Chappel was one of five young, inexperienced sailors on the Skitzo, a South African built and manned yacht that won the race.
Chappel joked about Skitzo being appropriately named, because of the way it “seemed to respond” to the changing weather conditions during the race.
The crew experienced early trouble when the spinnaker halides (the rope used to attach the sail to the mast) came unstuck, causing the yacht to lose ground to its rival competitor, the BMA.
Appointed to climb the mast in winds of roughly 55km/h to untie the spinnaker halides, Chappel said: “It was a harrowing but awesome experience in 30 knots of wind and the mast shaking like a tree in a storm.”

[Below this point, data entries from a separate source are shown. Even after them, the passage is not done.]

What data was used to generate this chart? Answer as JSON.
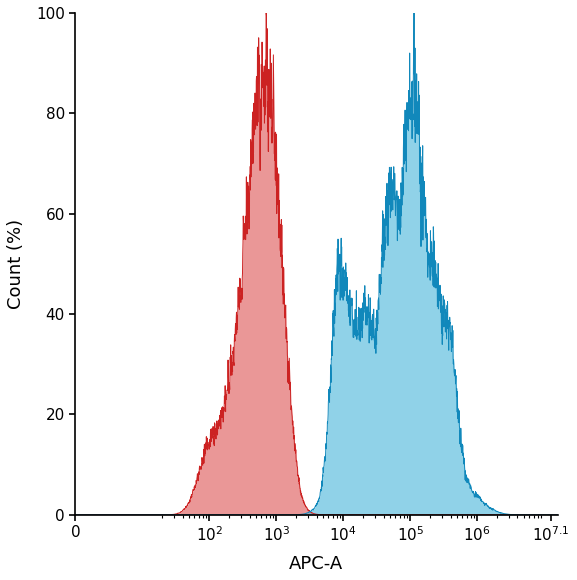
{
  "xlabel": "APC-A",
  "ylabel": "Count (%)",
  "ylim": [
    0,
    100
  ],
  "yticks": [
    0,
    20,
    40,
    60,
    80,
    100
  ],
  "xtick_labels": [
    "0",
    "10^2",
    "10^3",
    "10^4",
    "10^5",
    "10^6",
    "10^7.1"
  ],
  "xtick_positions": [
    0,
    2,
    3,
    4,
    5,
    6,
    7.1
  ],
  "red_fill_color": "#E06060",
  "red_line_color": "#CC2222",
  "blue_fill_color": "#55BBDD",
  "blue_line_color": "#1188BB",
  "background_color": "#ffffff",
  "red_alpha": 0.65,
  "blue_alpha": 0.65,
  "xlim": [
    0,
    7.2
  ]
}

The crew experienced more issues throughout the night as the winds reached up to 50 knots with swells of up to 20 feet and currents reaching 5 knots. According to Chappel, what made the winds even more intense was the winds were just short of being classified hurricanes at 60 knots.
Chappel said having the Skitzo broach (fall on its side) several times throughout the night was a “nerve wrecking” experience.
The crew experienced other difficulties that meant they missed out on a record winning time by just an hour but still managed to claim handicap and line honours.
Chappel said he learned a lot from this experience. “If you are going to do this extremely dangerous stuff, you cannot take enough precautions in terms of safety and expecting the unexpected.”
Another lesson he learned was that one needs to be able to deal with one’s own fears and emotions while not doing something to jeopardise another crew member’s life.